An after-work occasion I delight in is taking a walk to my new favorite market, Lowenzahn, a tiny shop that sells only fresh produce, wine, cheese, bread, meat, and an enticing selection of oils and vinegars. The other evening, on my walk to Lowenzahn, I took new route along the edge of a large park called Theresienwiese, which is home to Oktoberfest (only a block and a half from my house!). The centerpiece of the park is a huge statue of the lady of Bavaria that guards the entrance of the “Hall of Fame,” which displays busts of important dead people (mostly men, of course…she says sarcastically). I was walking at sunset, and the sky above the monument was illuminated pink. I held my breath and slowed my pace as I became transfixed by the gorgeous sight and embraced the moment. Even on a bike, it would have been hard to truly appreciate that moment, while also staying vigilant of road hazards and oblivious drivers.
But “spazieren gehen” is not just a utilitarian way of going from place to place. It is also recreational and one way I am getting to know Munich. At least once per week, I take myself on a walk around a new part of town, in an attempt to etch a map of the city into my brain.

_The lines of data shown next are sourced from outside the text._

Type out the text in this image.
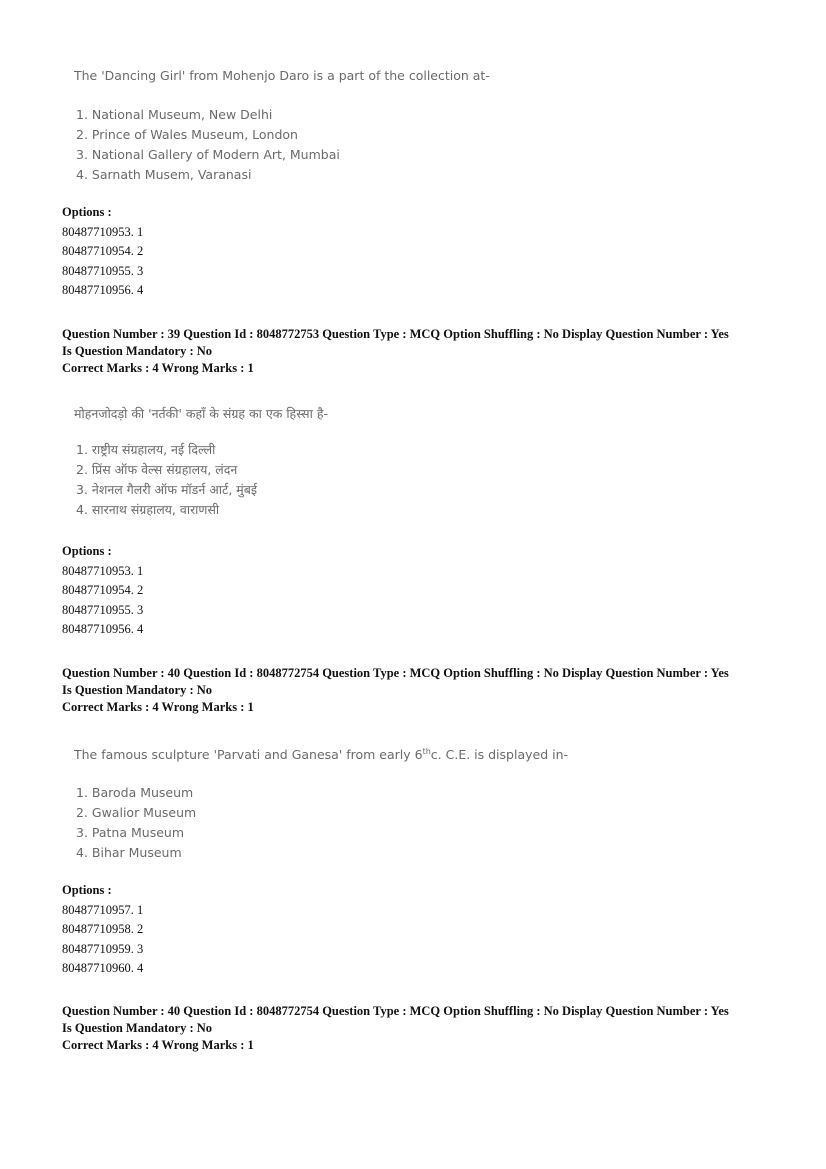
The 'Dancing Girl' from Mohenjo Daro is a part of the collection at-
1. National Museum, New Delhi
2. Prince of Wales Museum, London
3. National Gallery of Modern Art, Mumbai
4. Sarnath Musem, Varanasi
Options :
80487710953. 1
80487710954. 2
80487710955. 3
80487710956. 4
Question Number : 39 Question Id : 8048772753 Question Type : MCQ Option Shuffling : No Display Question Number : Yes
Is Question Mandatory : No
Correct Marks : 4 Wrong Marks : 1
मोहनजोदड़ो की 'नर्तकी' कहाँ के संग्रह का एक हिस्सा है-
1. राष्ट्रीय संग्रहालय, नई दिल्ली
2. प्रिंस ऑफ वेल्स संग्रहालय, लंदन
3. नेशनल गैलरी ऑफ मॉडर्न आर्ट, मुंबई
4. सारनाथ संग्रहालय, वाराणसी
Options :
80487710953. 1
80487710954. 2
80487710955. 3
80487710956. 4
Question Number : 40 Question Id : 8048772754 Question Type : MCQ Option Shuffling : No Display Question Number : Yes
Is Question Mandatory : No
Correct Marks : 4 Wrong Marks : 1
The famous sculpture 'Parvati and Ganesa' from early 6thc. C.E. is displayed in-
1. Baroda Museum
2. Gwalior Museum
3. Patna Museum
4. Bihar Museum
Options :
80487710957. 1
80487710958. 2
80487710959. 3
80487710960. 4
Question Number : 40 Question Id : 8048772754 Question Type : MCQ Option Shuffling : No Display Question Number : Yes
Is Question Mandatory : No
Correct Marks : 4 Wrong Marks : 1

And it doesn’t seem to be just me, the newcomer in awe of her new surroundings, that fancies a recreational stroll, even if it is on a chilly winter day. On my first Sunday here, my flatmate took me to Schloss Nymphenburg, the former summer castle of Bavarian royalty, now a public park and museum. Munich was still in the holds of the cold snap that hit Europe, but the frigid temperatures did not stop people from playing outside. Children and adults alike were ice skating on the narrow canal that runs through the park. Families, pairs of lovers, and gaggles of friends strolled along the paths, some sipping Gluehwein (myself included) to keep warm. It seemed that half of Munich was there.
I am not saying I don’t think Americans take themselves on strolls in parks. There are certainly many places where that happens. But I think what struck me most was just the huge number of people that had the same desire to walk on the same miserably-cold day.
As my new reality slowly spoils me, it also reinforces how important it is, for me, to keep “walk-ability” at the top of my priority list for places to live. Without intending to be self-righteous, the pedestrian life has become a valued part of my everyday, and I simply can’t imagine giving that up. Walking slows down the pace of life and allows me to really pay attention to my surroundings and notice details I probably otherwise would not. It also frees up more brain space to think–or not think (i.e., meditate)–than both biking and driving allow.
And so, if you’ll excuse me, I have some walking to do.